After the Fall (The Fallen Men 4)
King
* * *
“Can you believe I’m fuckin’ nervous?”
Nova scoffed as he adjusted The Fallen custom cufflinks I had made and gave to the groomsmen for the wedding. “Like hell you are. Never known a man more set and willin’ to wear the noose.”
“That’s the thing, isn’t it?” I admitted, leg bouncin’ with nerves as I waited beneath the arch of blossoms and ivy at the end of a walkway strewn with white petals in our backyard. “Wanted this since I was eight and don’t care if it makes me sound like a fuckin’ girl. Always knew if I could only find the woman for me, I’d love her fiercely and forever.”
“So what’s the problem?”
I let out a sound halfway between a sigh and a growl as I raked my hands through my hair. “It’s just, fuck…can you tell me you’ve never wanted somethin’ so much that when you actually got it, the prospect didn’t fuckin’ terrify you?”
Nova stopped his fussin’ and locked eyes with himself in the mirror. A strange expression seized him, one I’d never seen before, somethin’ like yearnin’ muddied up by regret.
“Nah,” he admitted softly. “Can’t say I have.”
“I know it,” Lion Danner said even though he’d pretended not to be listenin’ as he strummed his guitar, practicin’ the song he’d sing for Cress as she walked down the aisle. “Honest to God, I feel it every day bein’ with Rosie.”
“Afraid to lose them?” Ares asked from the front row of seats where he sat and pumped his legs back and forth while he read from Paradise Lost, tryin’ to get the passage he wanted to recite perfectly memorized.
“No,” I said slowly as the pieces shifted and settled in my chest. “It’s not fear of losin’ her.
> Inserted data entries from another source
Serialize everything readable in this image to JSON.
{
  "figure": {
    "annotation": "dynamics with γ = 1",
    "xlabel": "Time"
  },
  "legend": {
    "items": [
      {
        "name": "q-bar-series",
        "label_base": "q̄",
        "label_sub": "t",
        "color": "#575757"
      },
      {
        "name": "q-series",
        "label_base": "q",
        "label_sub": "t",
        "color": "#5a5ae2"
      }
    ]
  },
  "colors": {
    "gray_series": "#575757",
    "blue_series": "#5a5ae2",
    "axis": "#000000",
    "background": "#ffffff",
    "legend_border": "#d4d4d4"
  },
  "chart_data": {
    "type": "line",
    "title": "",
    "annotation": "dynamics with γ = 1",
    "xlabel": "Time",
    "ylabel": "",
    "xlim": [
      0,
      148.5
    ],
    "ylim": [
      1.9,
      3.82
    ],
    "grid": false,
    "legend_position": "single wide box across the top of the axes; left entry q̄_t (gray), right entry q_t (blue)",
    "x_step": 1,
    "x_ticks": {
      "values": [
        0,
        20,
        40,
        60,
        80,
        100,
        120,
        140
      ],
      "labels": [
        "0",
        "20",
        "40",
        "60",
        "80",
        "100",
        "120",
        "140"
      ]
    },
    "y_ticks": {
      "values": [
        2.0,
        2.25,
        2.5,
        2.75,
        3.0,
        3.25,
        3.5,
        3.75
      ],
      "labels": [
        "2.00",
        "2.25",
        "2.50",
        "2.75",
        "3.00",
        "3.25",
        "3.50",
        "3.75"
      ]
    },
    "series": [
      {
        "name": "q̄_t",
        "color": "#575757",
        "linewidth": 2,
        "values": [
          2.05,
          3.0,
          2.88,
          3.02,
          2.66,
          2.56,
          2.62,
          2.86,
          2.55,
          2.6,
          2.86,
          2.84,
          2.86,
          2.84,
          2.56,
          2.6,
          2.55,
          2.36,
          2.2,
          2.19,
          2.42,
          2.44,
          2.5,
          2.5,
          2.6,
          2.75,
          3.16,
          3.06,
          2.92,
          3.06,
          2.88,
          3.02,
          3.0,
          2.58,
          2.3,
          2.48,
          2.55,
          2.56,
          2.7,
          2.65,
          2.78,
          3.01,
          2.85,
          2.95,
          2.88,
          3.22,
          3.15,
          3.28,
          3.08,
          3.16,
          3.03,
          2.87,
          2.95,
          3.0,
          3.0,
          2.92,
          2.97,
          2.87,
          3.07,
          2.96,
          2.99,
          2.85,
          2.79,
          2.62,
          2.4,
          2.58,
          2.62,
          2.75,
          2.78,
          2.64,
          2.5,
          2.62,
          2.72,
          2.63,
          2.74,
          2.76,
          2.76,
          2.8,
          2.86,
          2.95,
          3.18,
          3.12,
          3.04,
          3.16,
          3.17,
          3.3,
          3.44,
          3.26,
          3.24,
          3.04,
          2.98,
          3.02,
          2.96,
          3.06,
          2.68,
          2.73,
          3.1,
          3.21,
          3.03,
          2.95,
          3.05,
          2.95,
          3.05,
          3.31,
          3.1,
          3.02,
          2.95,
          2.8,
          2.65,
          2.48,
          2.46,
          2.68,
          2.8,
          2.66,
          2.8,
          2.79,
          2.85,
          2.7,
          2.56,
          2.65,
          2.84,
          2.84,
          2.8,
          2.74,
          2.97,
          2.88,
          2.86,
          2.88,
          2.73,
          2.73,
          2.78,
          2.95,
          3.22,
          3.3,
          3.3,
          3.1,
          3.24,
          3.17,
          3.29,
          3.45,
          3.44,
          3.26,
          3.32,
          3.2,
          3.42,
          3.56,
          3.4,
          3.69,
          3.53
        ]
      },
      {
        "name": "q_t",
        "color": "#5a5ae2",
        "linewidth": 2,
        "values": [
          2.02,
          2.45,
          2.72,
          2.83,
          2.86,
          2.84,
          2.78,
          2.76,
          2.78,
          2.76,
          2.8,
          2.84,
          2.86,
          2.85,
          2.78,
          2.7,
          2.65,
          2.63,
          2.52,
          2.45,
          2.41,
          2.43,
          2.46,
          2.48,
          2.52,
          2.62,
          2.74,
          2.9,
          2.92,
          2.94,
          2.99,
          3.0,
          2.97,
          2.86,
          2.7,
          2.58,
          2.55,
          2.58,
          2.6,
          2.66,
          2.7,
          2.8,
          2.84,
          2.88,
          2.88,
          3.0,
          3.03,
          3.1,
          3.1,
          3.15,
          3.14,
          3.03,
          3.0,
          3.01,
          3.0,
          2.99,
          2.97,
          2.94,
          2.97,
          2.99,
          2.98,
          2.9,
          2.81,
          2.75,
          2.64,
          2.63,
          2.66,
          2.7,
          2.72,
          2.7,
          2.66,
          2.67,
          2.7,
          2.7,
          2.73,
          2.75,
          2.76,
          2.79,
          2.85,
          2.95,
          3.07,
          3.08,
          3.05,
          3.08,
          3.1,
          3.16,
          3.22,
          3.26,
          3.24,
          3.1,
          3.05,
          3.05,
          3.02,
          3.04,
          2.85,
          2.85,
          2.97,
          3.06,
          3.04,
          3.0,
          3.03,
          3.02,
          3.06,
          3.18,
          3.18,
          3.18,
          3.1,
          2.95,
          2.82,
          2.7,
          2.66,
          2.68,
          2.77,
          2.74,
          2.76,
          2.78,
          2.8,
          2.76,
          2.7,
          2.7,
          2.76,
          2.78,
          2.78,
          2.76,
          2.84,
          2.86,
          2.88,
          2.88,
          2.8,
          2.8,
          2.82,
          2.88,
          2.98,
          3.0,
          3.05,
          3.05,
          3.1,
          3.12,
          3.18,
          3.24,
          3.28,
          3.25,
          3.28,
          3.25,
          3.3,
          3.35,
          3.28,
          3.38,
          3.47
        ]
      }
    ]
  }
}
That’s a fear we all got about everyone we love. It’s the fear of happiness itself. What happens to the dreamer after the dream becomes reality? Does it go on bein’ a dream forever, or do you inevitably fuck it up?”
Nova rolled his eyes and slapped me on the shoulder. “Bro, seriously, only you would get so damn melancholy and philosophic on your weddin’ day.”
I shrugged under his hand because it was true, though I wasn’t melancholy, not exactly. How could you not be contemplative on a day like today? I thought of the night before, the creative stupor I’d been in as I feverishly covered Cress from breast to feet in ink. There was somethin’ eatin’ at me that had nothin’ to do with the weddin’ and everythin’ to do with finally bein’ king of The Fallen and knowin’ what leadership and loyalty really meant.
“You mean like what happened to Adam and Eve after the fall?” Ares asked, his eyebrows screwed up as he considered my quandary.
“Yeah, bud, kinda like that.”
“I think,” he said carefully. “They lived happily ever after.”
Nova snorted, and Ares scowled at him as if mortally wounded by his lack of belief.
“Happily ever after doesn’t hafta mean nothin’ ever goes wrong,” he argued, small fists clenched. “It means you love each other through everything, the good and the bad.” He paused, hesitatin’ before looking at me. “Just like what it means to be family, right?”
Fuck, but I felt my heart in my throat as I stared at the little man with the old soul sittin’ there in a black suit with a patch on the breast that said “Best Man.” Mute would’a stood up with me in that role, and I was hesitant to ask anybody to fill it if I couldn’t have him.
But in strange ways, I thought fate had given us Ares to help ease the loss of Mute in our lives. We all needed someone with a slow-ticking, somber soul like those two to keep us honest and grounded.
Just as the eight-year-old did for a group of grown-ass men now.
“Yeah, exactly like that,” I agreed.
“I was a dick,” Nova admitted with a grimace. “Seems sometimes I don’t know how to stop. Sorry, bro.”
“No need,” I assured. “But you might wanna do some thinkin’ in that pretty head of yours, Booth, and see why it is you’re a dick more often than not. Seems to me, a happy man would have a harder time actin’ like an ass.”
“Oh, fuck off,” he muttered, and I laughed at him because it was impossible not to.
There was a rough throat clearing behind me, and I turned my head to see Wrath Marsden at the edge of the stage, hands shoved in his pockets, lookin’ like he’d lost about forty pounds since his accident, since Kylie’s murder, but the fact that he was actually outside the trailer we’d got for him to convalesce in was enough of a miracle for one day.
“Hey, man.” I walked to the edge of the stage and offered him my hand to hoist him up. “You gonna join us?”